F. Münzer, RE, 7/1, 1910, col. 317, n° 22 s. v. Furius ; Nicolet 1966-1974, 2, p. 888-890, n° 160 ; Wiseman 1971, p. 233, n° 189 ; DPRR n° FURI1804.
Cic., Rab. Perd., 24 : At C. Decianus, de quo tu saepe commemoras, quia, cum hominem omnibus insignem notis turpitudinis, P. Furium, accusaret summo studio bonorum omnium, queri est ausus in contione de morte Saturnini, condemnatus est.
Mais ce C. Decianus dont tu parles si souvent, lors d’une accusation qu’il intenta contre un homme marqué de toutes les infamies, P. Furius, avec l’ardente sympathie de tous les gens de bien, il osa déplorer dans l’assemblée la mort de Saturninus et c’est pour cette raison qu’il fut condamné (trad. A. Boulanger, CUF).
Val. Max., 8, 1, damn. 2 : C. autem Deciano spectatae integritatis uiro uox sua exitium attulit : nam cum P. Furium inquinatissimae uitae pro rostris accusaret, quia quadam in parte actionis de morte L. Saturnini queri ausus fuerat, nec reum damnauit et insuper ei poenas addictas pependit.
Mais sa voix même mena C. Decianus, homme d’une intégrité reconnue, à sa fin : en effet, alors qu’il accusait des rostres P. Furius pour sa vie très souillée, comme dans une partie de son discours il avait osé se plaindre de la mort de L. Saturninus, il ne fit pas condamner l’accusé et en outre il dut subir la peine qu’il avait réclamée contre lui.
App., BC, 1, 147-148 : ἀναιρεθέντων δὲ τῶν ἀμφὶ τὸν Ἀπουλήιον ἡ μὲν βουλὴ καὶ ὁ δῆμος ἐκεκράγεσαν κατακαλεῖν Μέτελλον, Πούπλιος δὲ Φούριος δήμαρχος, οὐδ’ ἐλευθέρου πατρός, ἀλλ’ ἐξελευθέρου, θρασέως ἐνίστατο αὐτοῖς καὶ οὐδὲ Μετέλλου τοῦ Μετέλλου παιδὸς ἱκετεύοντος αὐτὸν ἐν ὄψει τοῦ δήμου καὶ δακρύοντος καὶ τοῖς ποσὶ προσπίπτοντος ἐνεκλάσθη. Ἀλλ’ ὁ μὲν παῖς ἐκ τῆσδε τῆς ὄψεως Εὐσεβὴς ἐς τὸ ἔπειτα ἐκλήθη, τοῦ δ’ ἐπιόντος ἔτους Φούριον μὲν ἐπὶ τῷδε ἐς δίκην Γάιος Κανουλήιος δήμαρχος ὑπῆγε, καὶ ὁ δῆμος οὐδὲ τοὺς λόγους ὑπομείνας διέσπασε τὸν Φούριον· οὕτως αἰεί τι μύσος ἑκάστου ἔτους ἐπὶ τῆς ἀγορᾶς ἐγίγνετο.

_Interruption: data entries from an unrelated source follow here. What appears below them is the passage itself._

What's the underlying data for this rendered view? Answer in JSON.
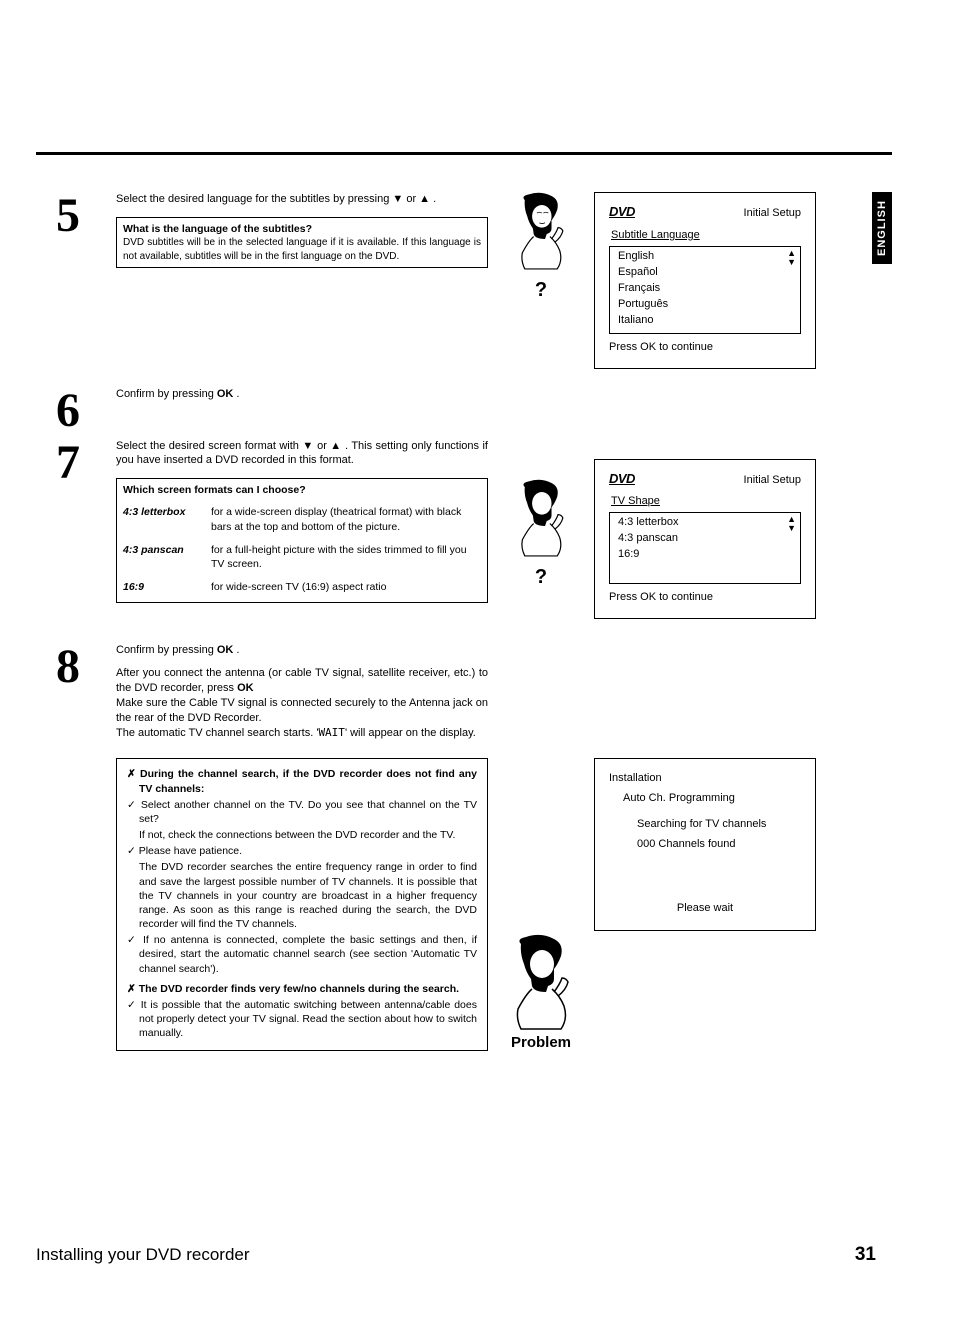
{
  "sidebar": {
    "language_tab": "ENGLISH"
  },
  "steps": {
    "s5": {
      "num": "5",
      "text": "Select the desired language for the subtitles by pressing ▼ or ▲ .",
      "box": {
        "title": "What is the language of the subtitles?",
        "body": "DVD subtitles will be in the selected language if it is available. If this language is not available, subtitles will be in the first language on the DVD."
      }
    },
    "s6": {
      "num": "6",
      "text_pre": "Confirm by pressing ",
      "ok": "OK",
      "text_post": " ."
    },
    "s7": {
      "num": "7",
      "text": "Select the desired screen format with ▼ or ▲ . This setting only functions if you have inserted a DVD recorded in this format.",
      "box": {
        "title": "Which screen formats can I choose?",
        "rows": [
          {
            "label": "4:3 letterbox",
            "desc": "for a wide-screen display (theatrical format) with black bars at the top and bottom of the picture."
          },
          {
            "label": "4:3 panscan",
            "desc": "for a full-height picture with the sides trimmed to fill you TV screen."
          },
          {
            "label": "16:9",
            "desc": "for wide-screen TV (16:9) aspect ratio"
          }
        ]
      }
    },
    "s8": {
      "num": "8",
      "text_pre": "Confirm by pressing ",
      "ok": "OK",
      "text_post": " .",
      "para2_pre": "After you connect the antenna (or cable TV signal, satellite receiver, etc.) to the DVD recorder, press ",
      "para2_ok": "OK",
      "para3": "Make sure the Cable TV signal is connected securely to the Antenna jack on the rear of the DVD Recorder.",
      "para4_pre": "The automatic TV channel search starts. '",
      "para4_wait": "WAIT",
      "para4_post": "' will appear on the display.",
      "trouble": {
        "t1": "During the channel search, if the DVD recorder does not find any TV channels:",
        "t1a": "Select another channel on the TV. Do you see that channel on the TV set?",
        "t1b": "If not, check the connections between the DVD recorder and the TV.",
        "t1c": "Please have patience.",
        "t1d": "The DVD recorder searches the entire frequency range in order to find and save the largest possible number of TV channels. It is possible that the TV channels in your country are broadcast in a higher frequency range. As soon as this range is reached during the search, the DVD recorder will find the TV channels.",
        "t1e": "If no antenna is connected, complete the basic settings and then, if desired, start the automatic channel search (see section 'Automatic TV channel search').",
        "t2": "The DVD recorder finds very few/no channels during the search.",
        "t2a": "It is possible that the automatic switching between antenna/cable does not properly detect your TV signal. Read the section about how to switch manually."
      },
      "problem_label": "Problem"
    }
  },
  "osd": {
    "logo": "DVD",
    "initial_setup": "Initial Setup",
    "continue": "Press OK to continue",
    "subtitle": {
      "title": "Subtitle Language",
      "items": [
        "English",
        "Español",
        "Français",
        "Português",
        "Italiano"
      ]
    },
    "tvshape": {
      "title": "TV Shape",
      "items": [
        "4:3 letterbox",
        "4:3 panscan",
        "16:9"
      ]
    },
    "install": {
      "title": "Installation",
      "sub": "Auto Ch. Programming",
      "line1": "Searching for TV channels",
      "line2": "000 Channels found",
      "wait": "Please wait"
    }
  },
  "footer": {
    "title": "Installing your DVD recorder",
    "page": "31"
  }
}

Après l’exécution d’Appuleius et de ses partisans, le Sénat et le peuple réclamèrent à grands cris le rappel de Metellus. Mais le tribun Publius Furius (qui n’était pas même le fils d’un homme libre mais d’un affranchi…) leur fit hardiment obstacle : il ne fléchit même pas quand Metellus, le fils de Metellus, le supplia en versant des larmes, sous les yeux du peuple, et se jeta à ses pieds ! Cette scène valut au fils de Metellus d’être surnommé par la suite le Pieux, tandis que Furius, l’année suivante, se vit intenter un procès à ce sujet par le tribun Caius Canuleius, et que le peuple le mit en pièces sans même le laisser s’exprimer (trad. P. Goukowsky, CUF).
D.C., 28, 95, 2-3 : ὅτι ὁ Φούριος ἔχθραν τῷ Μετέλλῳ οὕτως ἔσχεν ὅτι τὸν ἵππον αὐτοῦ τιμητεύων ἀφείλετο.
Ὅτι Πούπλιον Φούριον γραφέντα ἐφ’ οἷς δημαρχήσας ἐπεποιήκει, ἀπέκτειναν ἐν αὐτῇ τῇ ἐκκλησίᾳ οἱ Ῥωμαῖοι, ἀξιώτατον μέν που ἀπολέσθαι ὄντα (καὶ γὰρ ταραχώδης ἦν, καὶ τῷ Σατουρνίνῳ τῷ τε Γλαυκίᾳ πρῶτον συστὰς μετεβάλετο, καὶ πρὸς τοὺς ἀντιστασιώτας αὐτῶν αὐτομολήσας σφίσι συνεπέθετο), οὐ μέντοι καὶ προσήκοντα τούτῳ τῷ τρόπῳ φθαρῆναι.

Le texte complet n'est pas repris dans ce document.